Soleil à coudre de Jean D’Amérique, destins brisés

Publié le 2021-04-05 | lenouvelliste.com

Le poète haïtien Jean D’Amérique vient de publier « Soleil à coudre » aux éditions Actes Sud, en France. La misère, la politique et l'amour sont les thèmes principaux de ce roman lumineux et envoûtant. 

Né à Côte-de-Fer, Jean D’Amérique est poète et auteur de pièce de théâtre. Il a publié plusieurs recueils de poèmes dont «Petite fleur du ghetto » (Atelier Jeudi soir, 2015 ; mention spéciale du prix René Philoctète, finaliste du prix Révélation poésie de la SGDL) et deux pièces de théâtre : « Avilir les ténèbres » (2018, finaliste du prix RFI Théâtre) et «Cathédrale des cochons » (éd. Théâtrales, 2020, prix Jean-Jacques Lerrant des Journées de Lyon, finaliste du prix RFI Théâtre).

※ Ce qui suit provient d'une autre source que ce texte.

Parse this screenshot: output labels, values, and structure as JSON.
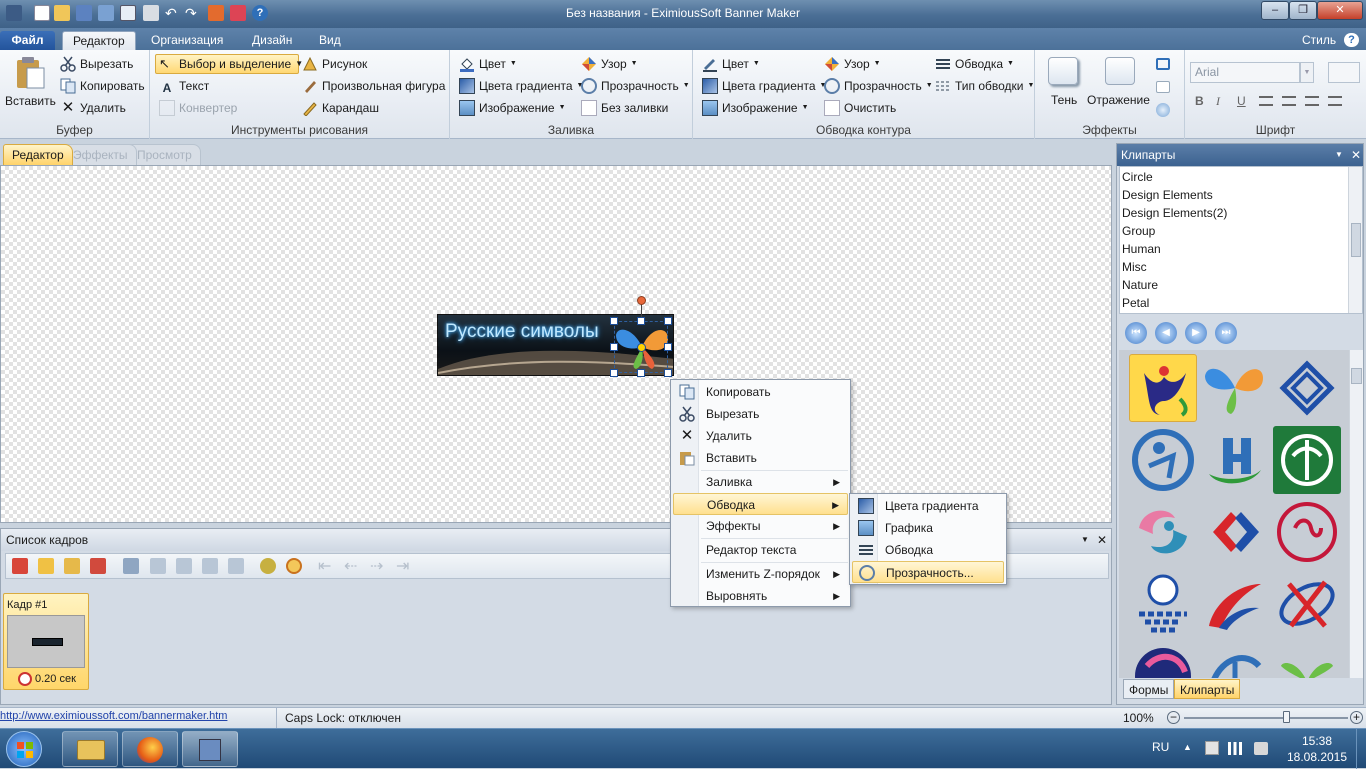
{
  "window": {
    "title": "Без названия - EximiousSoft Banner Maker",
    "min": "–",
    "max": "❐",
    "close": "✕"
  },
  "ribbon_tabs": [
    {
      "label": "Файл"
    },
    {
      "label": "Редактор"
    },
    {
      "label": "Организация"
    },
    {
      "label": "Дизайн"
    },
    {
      "label": "Вид"
    }
  ],
  "style_label": "Стиль",
  "ribbon": {
    "clipboard": {
      "paste": "Вставить",
      "cut": "Вырезать",
      "copy": "Копировать",
      "delete": "Удалить",
      "group": "Буфер"
    },
    "draw": {
      "select": "Выбор и выделение",
      "text": "Текст",
      "convert": "Конвертер",
      "picture": "Рисунок",
      "shape": "Произвольная фигура",
      "pencil": "Карандаш",
      "group": "Инструменты рисования"
    },
    "fill": {
      "color": "Цвет",
      "gradient": "Цвета градиента",
      "image": "Изображение",
      "pattern": "Узор",
      "transparency": "Прозрачность",
      "nofill": "Без заливки",
      "group": "Заливка"
    },
    "outline": {
      "color": "Цвет",
      "gradient": "Цвета градиента",
      "image": "Изображение",
      "pattern": "Узор",
      "transparency": "Прозрачность",
      "clear": "Очистить",
      "stroke": "Обводка",
      "stroke_type": "Тип обводки",
      "group": "Обводка контура"
    },
    "effects": {
      "shadow": "Тень",
      "reflection": "Отражение",
      "group": "Эффекты"
    },
    "font": {
      "name": "Arial",
      "bold": "B",
      "italic": "I",
      "underline": "U",
      "group": "Шрифт"
    }
  },
  "doc_tabs": [
    "Редактор",
    "Эффекты",
    "Просмотр"
  ],
  "banner": {
    "text": "Русские символы"
  },
  "context_menu": {
    "items": [
      {
        "label": "Копировать",
        "icon": "copy-icon"
      },
      {
        "label": "Вырезать",
        "icon": "scissors-icon"
      },
      {
        "label": "Удалить",
        "icon": "delete-icon"
      },
      {
        "label": "Вставить",
        "icon": "paste-icon"
      },
      {
        "label": "Заливка",
        "submenu": true
      },
      {
        "label": "Обводка",
        "submenu": true,
        "highlighted": true
      },
      {
        "label": "Эффекты",
        "submenu": true
      },
      {
        "label": "Редактор текста"
      },
      {
        "label": "Изменить Z-порядок",
        "submenu": true
      },
      {
        "label": "Выровнять",
        "submenu": true
      }
    ]
  },
  "submenu": {
    "items": [
      {
        "label": "Цвета градиента",
        "icon": "gradient-icon"
      },
      {
        "label": "Графика",
        "icon": "image-icon"
      },
      {
        "label": "Обводка",
        "icon": "lines-icon"
      },
      {
        "label": "Прозрачность...",
        "icon": "transparency-icon",
        "highlighted": true
      }
    ]
  },
  "frames_panel": {
    "title": "Список кадров",
    "frame_label": "Кадр #1",
    "frame_time": "0.20 сек"
  },
  "clipart_panel": {
    "title": "Клипарты",
    "categories": [
      "Circle",
      "Design Elements",
      "Design Elements(2)",
      "Group",
      "Human",
      "Misc",
      "Nature",
      "Petal"
    ],
    "bottom_tabs": [
      "Формы",
      "Клипарты"
    ]
  },
  "status": {
    "url": "http://www.eximioussoft.com/bannermaker.htm",
    "caps": "Caps Lock: отключен",
    "zoom": "100%",
    "zoom_level": 0.63
  },
  "taskbar": {
    "lang": "RU",
    "time": "15:38",
    "date": "18.08.2015"
  },
  "colors": {
    "accent": "#ffd874",
    "ribbon_bg": "#e6ebf2",
    "title_bg": "#4a6e95",
    "taskbar": "#2d5a86"
  }
}
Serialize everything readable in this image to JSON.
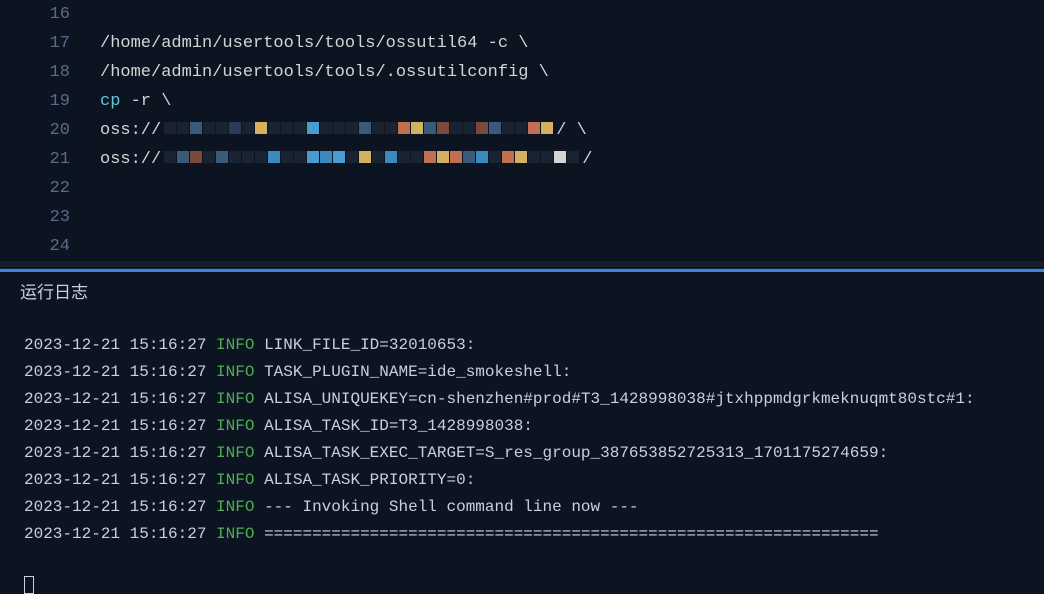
{
  "editor": {
    "lines": [
      {
        "num": "16",
        "content": ""
      },
      {
        "num": "17",
        "content": "/home/admin/usertools/tools/ossutil64 -c \\"
      },
      {
        "num": "18",
        "content": "/home/admin/usertools/tools/.ossutilconfig \\"
      },
      {
        "num": "19",
        "content_html": "<span class='cmd'>cp</span> <span class='flag'>-r</span> \\"
      },
      {
        "num": "20",
        "redacted": true,
        "prefix": "oss://",
        "suffix": "/ \\"
      },
      {
        "num": "21",
        "redacted": true,
        "prefix": "oss://",
        "suffix": "/"
      },
      {
        "num": "22",
        "content": ""
      },
      {
        "num": "23",
        "content": ""
      },
      {
        "num": "24",
        "content": ""
      }
    ]
  },
  "panel": {
    "tab_active": "运行日志"
  },
  "logs": [
    {
      "time": "2023-12-21 15:16:27",
      "level": "INFO",
      "msg": "LINK_FILE_ID=32010653:"
    },
    {
      "time": "2023-12-21 15:16:27",
      "level": "INFO",
      "msg": "TASK_PLUGIN_NAME=ide_smokeshell:"
    },
    {
      "time": "2023-12-21 15:16:27",
      "level": "INFO",
      "msg": "ALISA_UNIQUEKEY=cn-shenzhen#prod#T3_1428998038#jtxhppmdgrkmeknuqmt80stc#1:"
    },
    {
      "time": "2023-12-21 15:16:27",
      "level": "INFO",
      "msg": "ALISA_TASK_ID=T3_1428998038:"
    },
    {
      "time": "2023-12-21 15:16:27",
      "level": "INFO",
      "msg": "ALISA_TASK_EXEC_TARGET=S_res_group_387653852725313_1701175274659:"
    },
    {
      "time": "2023-12-21 15:16:27",
      "level": "INFO",
      "msg": "ALISA_TASK_PRIORITY=0:"
    },
    {
      "time": "2023-12-21 15:16:27",
      "level": "INFO",
      "msg": "--- Invoking Shell command line now ---"
    },
    {
      "time": "2023-12-21 15:16:27",
      "level": "INFO",
      "msg": "================================================================"
    }
  ],
  "redact_colors_a": [
    "#1a2332",
    "#1a2332",
    "#3a5a7a",
    "#1a2332",
    "#1a2332",
    "#2a3a5a",
    "#1a2332",
    "#d4b060",
    "#1a2332",
    "#1a2332",
    "#1a2332",
    "#4a9bd0",
    "#1a2332",
    "#1a2332",
    "#1a2332",
    "#3a5a7a",
    "#1a2332",
    "#1a2332",
    "#c07050",
    "#d4b060",
    "#3a5a7a",
    "#7a4a3a",
    "#1a2332",
    "#1a2332",
    "#7a4a3a",
    "#3a5a7a",
    "#1a2332",
    "#1a2332",
    "#c07050",
    "#d4b060"
  ],
  "redact_colors_b": [
    "#1a2332",
    "#3a5a7a",
    "#7a4a3a",
    "#1a2332",
    "#3a5a7a",
    "#1a2332",
    "#1a2332",
    "#1a2332",
    "#3a8ac0",
    "#1a2332",
    "#1a2332",
    "#4a9bd0",
    "#3a8ac0",
    "#4a9bd0",
    "#1a2332",
    "#d4b060",
    "#1a2332",
    "#3a8ac0",
    "#1a2332",
    "#1a2332",
    "#c07050",
    "#d4b060",
    "#c07050",
    "#3a5a7a",
    "#3a8ac0",
    "#1a2332",
    "#c07050",
    "#d4b060",
    "#1a2332",
    "#1a2332",
    "#d4d4d4",
    "#1a2332"
  ]
}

En 2019, avec le collectif Loque urbaine, il a créé le festival international Transe poétique.  Il est l’une des voix majeures de sa génération. Il vient de publier « Soleil à coudre », son premier roman aux éditions Actes Sud.

Soleil à coudre 

 « Tu seras seule dans la grande nuit. Telle est la prophétie énoncée de longue date par Papa à la toute jeune fille qu’on appelle Tête Fêlée. Papa, qui n’est pas son vrai père, est aux ordres du pire bandit de la ville ; Fleur d’Orange, sa mère, n’a que son corps à vendre. Dans la misère d’un bidonville haïtien, Tête Fêlée observe les adultes – leur violence, leurs faiblesses, leurs addictions… et tente de donner corps à ses fantasmes d’évasion. Souvent seule entre ses quatre murs sales, elle recommence inlassablement une lettre à la camarade de classe dont elle est amoureuse, cherchant les mots qui ne trahiraient ni ses rêves ni sa vérité. »

Extrait

«Je connais mes falaises, mes quartiers d’ombre. Je ne suis pas la moins nue sous le soleil des armes. Papa m’a beaucoup appris de la démarche du sang, de la valse du fer dans les territoires de la main. De sales boulots, jusqu’ici, j’en ai beaucoup accomplis. Sous l’uniforme de l’école, je rends possible des trafics à grand risque. Je livre des calibres pour le compte de Papa. Depuis la rue, je prépare pour lui les bonnes fiches de braquage ou d’enlèvement : le monsieur qui laisse la classe avant l’heure en disant qu’il doit aller tirer un chèque, le garçon pédant qui veut absolument qu’on connaisse le prix de son portable et de ses autres gadgets électroniques, l’enfant qu’on dépose à l’école dans une voiture luxueuse qui ne semble en rien entamer la fortune des parents. Des stupéfiants violent le regard des flics en prenant ma boîte à lunch pour un bateau de livraison. Mes livres couvent des charges dans mon sac à dos. Il m’arrive d’enfiler une cagoule, un 9mm m’allongeant le bras, pour surveiller un otage. Tout un tas de boue que je sais porter sur le front au fil de ma vie. »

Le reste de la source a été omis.